Brain cancer treatments to be revolutionised with artificial intelligence
Australian researchers are pioneering the use of artificial intelligence to speed up the diagnosis and treatment of some types of brain cancer.
The treatment and diagnosis of brain cancer is being revolutionised by Australian researchers using artificial intelligence to take more accurate images of the brain, in the hopes it will speed up diagnosis and eliminate unnecessary surgery.
Royal Australian College of Surgeons fellow Antonio Di Ieva and his team at Sydney’s Macquarie University are the first in the country to use the technology and a magnetic resonance technique called 2HG-Magnetic Resonance Spectroscopy.
The technologies analyse surgical samples and identify a genetic mutation that allows doctors to confirm the diagnosis of the type of glioma — the most common primary brain tumours.
The mutation, which can be identified only by performing a brain tumour biopsy, allows doctors to determine whether a patient has “long or short” survival prospects.
An artificial intelligence method called “deep learning” has been trialled by Professor Di Ieva to analyse surgical samples of glioblastomas to detect whether the genetic mutation is present before surgery and without pathological analysis.
“We were the first in Australia to introduce magnetic resonance spectroscopy (a scan that identifies chemical changes in the brain) to predict if the mutation is there,” he said. “Instead of a routine two or three weeks it takes for a pathologist to tell us if the mutation is there, we just take a picture of the sample and we have trained our model with a technique called deep learning in order to know if the mutation is present,” he said.
A pathologist typically diagnoses the “grade” of the brain tumour, and other specialists work together to determine how to treat it with radiation or chemotherapy.
Today we run the first official meeting of the Computational NeuroSurgery (CNS) Lab @Macquarie_Uni . Great brainstorming, several projects, beautiful minds. Revolution in the clinical neurosciences and machine vision in progress, stay tuned! pic.twitter.com/sqpdpyfgIu
— Antonio Di Ieva (@antonio_ieva) September 29, 2020
Sometimes invasive treatment methods are not needed because tumours can be misdiagnosed, Professor Di Ieva said. “Despite … the decision-making, we will go to biopsy or operate on the patient (when) they don’t need surgery because they needed a different treatment,” he said. “The way to fix this problem is by applying artificial intelligence to improve the diagnostic power and decision-making for these patients.”
The AI method is being trained to “extract pictures from an image” to recognise patterns that will tell specialists whether a patient has a brain tumour and whether it is a glioblastoma.

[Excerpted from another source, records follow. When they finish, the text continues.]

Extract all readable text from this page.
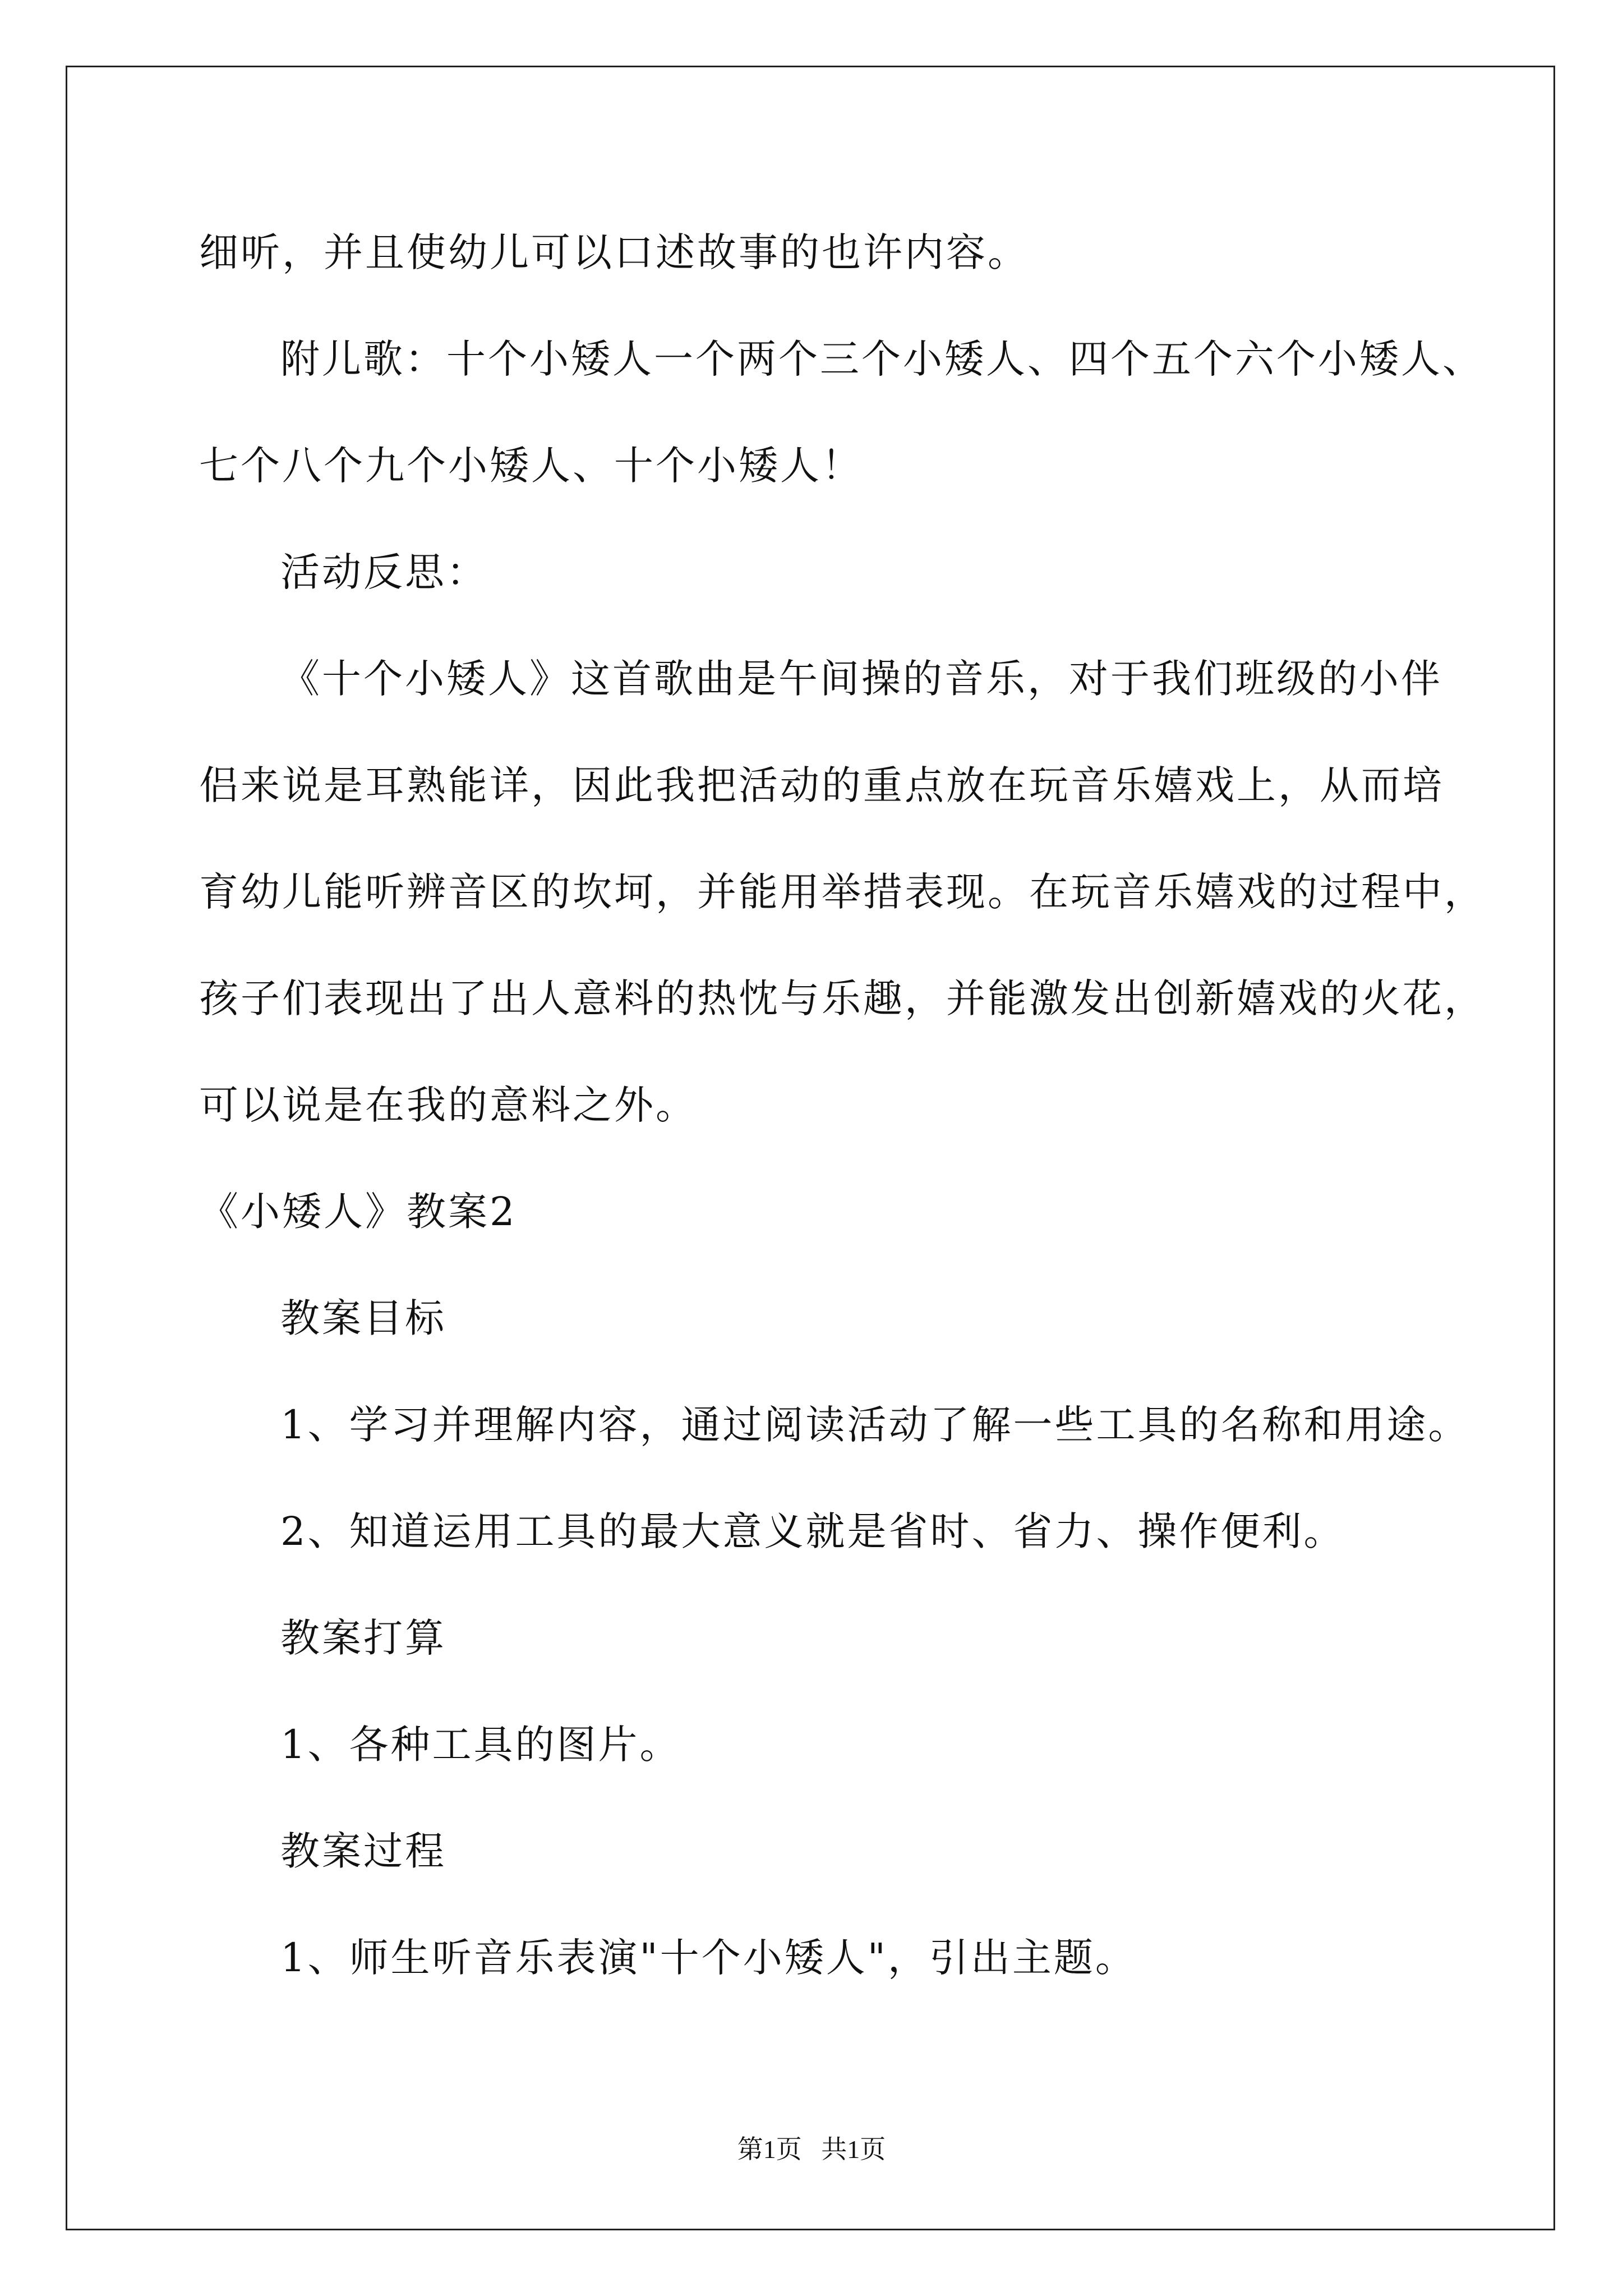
细听，并且使幼儿可以口述故事的也许内容。
附儿歌：十个小矮人一个两个三个小矮人、四个五个六个小矮人、
七个八个九个小矮人、十个小矮人！
活动反思：
《十个小矮人》这首歌曲是午间操的音乐，对于我们班级的小伴
侣来说是耳熟能详，因此我把活动的重点放在玩音乐嬉戏上，从而培
育幼儿能听辨音区的坎坷，并能用举措表现。在玩音乐嬉戏的过程中，
孩子们表现出了出人意料的热忱与乐趣，并能激发出创新嬉戏的火花，
可以说是在我的意料之外。
《小矮人》教案2
教案目标
1、学习并理解内容，通过阅读活动了解一些工具的名称和用途。
2、知道运用工具的最大意义就是省时、省力、操作便利。
教案打算
1、各种工具的图片。
教案过程
1、师生听音乐表演"十个小矮人"，引出主题。
第1页   共1页
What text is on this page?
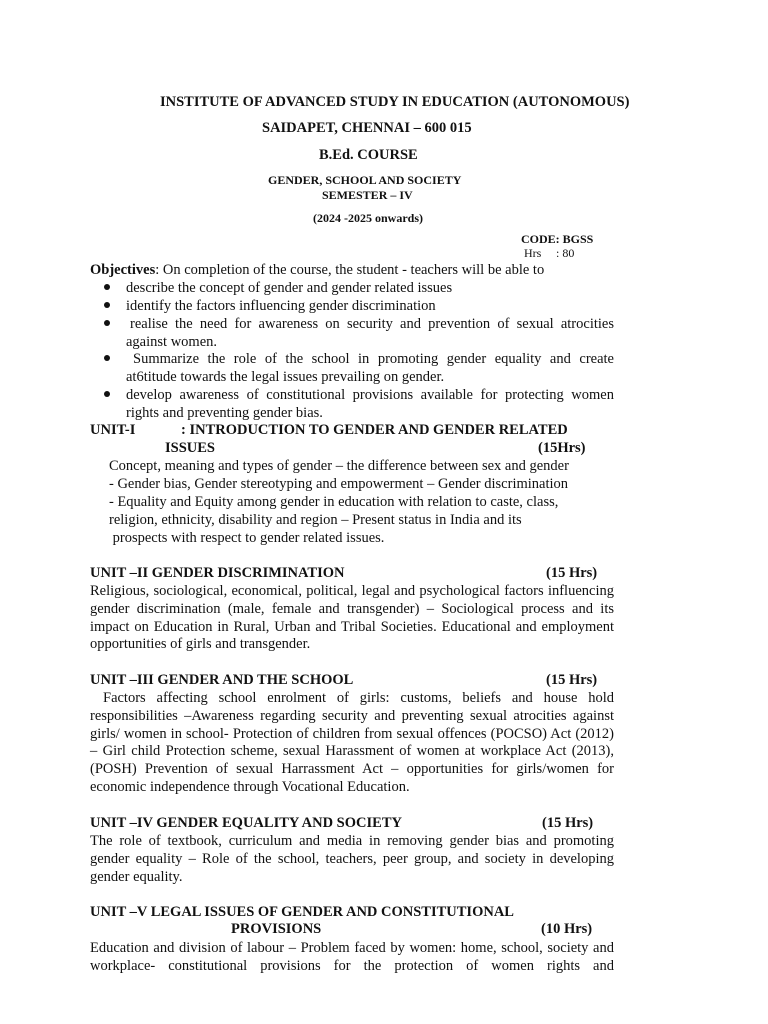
INSTITUTE OF ADVANCED STUDY IN EDUCATION (AUTONOMOUS)
SAIDAPET, CHENNAI – 600 015
B.Ed. COURSE
GENDER, SCHOOL AND SOCIETY
SEMESTER – IV
(2024 -2025 onwards)
CODE: BGSS
Hrs : 80
Objectives: On completion of the course, the student - teachers will be able to
describe the concept of gender and gender related issues
identify the factors influencing gender discrimination
realise the need for awareness on security and prevention of sexual atrocities against women.
Summarize the role of the school in promoting gender equality and create at6titude towards the legal issues prevailing on gender.
develop awareness of constitutional provisions available for protecting women rights and preventing gender bias.
UNIT-I	: INTRODUCTION TO GENDER AND GENDER RELATED
ISSUES	(15Hrs)
Concept, meaning and types of gender – the difference between sex and gender
- Gender bias, Gender stereotyping and empowerment – Gender discrimination
- Equality and Equity among gender in education with relation to caste, class,
religion, ethnicity, disability and region – Present status in India and its
prospects with respect to gender related issues.
UNIT –II GENDER DISCRIMINATION	(15 Hrs)
Religious, sociological, economical, political, legal and psychological factors influencing gender discrimination (male, female and transgender) – Sociological process and its impact on Education in Rural, Urban and Tribal Societies. Educational and employment opportunities of girls and transgender.
UNIT –III GENDER AND THE SCHOOL	(15 Hrs)
Factors affecting school enrolment of girls: customs, beliefs and house hold responsibilities –Awareness regarding security and preventing sexual atrocities against girls/ women in school- Protection of children from sexual offences (POCSO) Act (2012) – Girl child Protection scheme, sexual Harassment of women at workplace Act (2013), (POSH) Prevention of sexual Harrassment Act – opportunities for girls/women for economic independence through Vocational Education.
UNIT –IV GENDER EQUALITY AND SOCIETY	(15 Hrs)
The role of textbook, curriculum and media in removing gender bias and promoting gender equality – Role of the school, teachers, peer group, and society in developing gender equality.
UNIT –V LEGAL ISSUES OF GENDER AND CONSTITUTIONAL
PROVISIONS	(10 Hrs)
Education and division of labour – Problem faced by women: home, school, society and workplace- constitutional provisions for the protection of women rights and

Use of AI should ultimately enhance the work of specialists, not replace them, he said.
Trials are in progress worldwide to use the mutation — the IDH gene — as a target for specific vaccines, opening new avenues in the treatment of brain cancer. Brain tumours typically don’t spread but glioblastomas are the most malignant and can move into other parts of the brain or spinal cord.
Professor Di Ieva’s team is also the first in the world to harness an AI technique called Generative Adversarial Network to synthesise and create fake images of tumours — in the same way “deep fake” images are created of people.
It allows computers to be trained faster than a pathologist, who would require several years of training to reach the same level of expertise.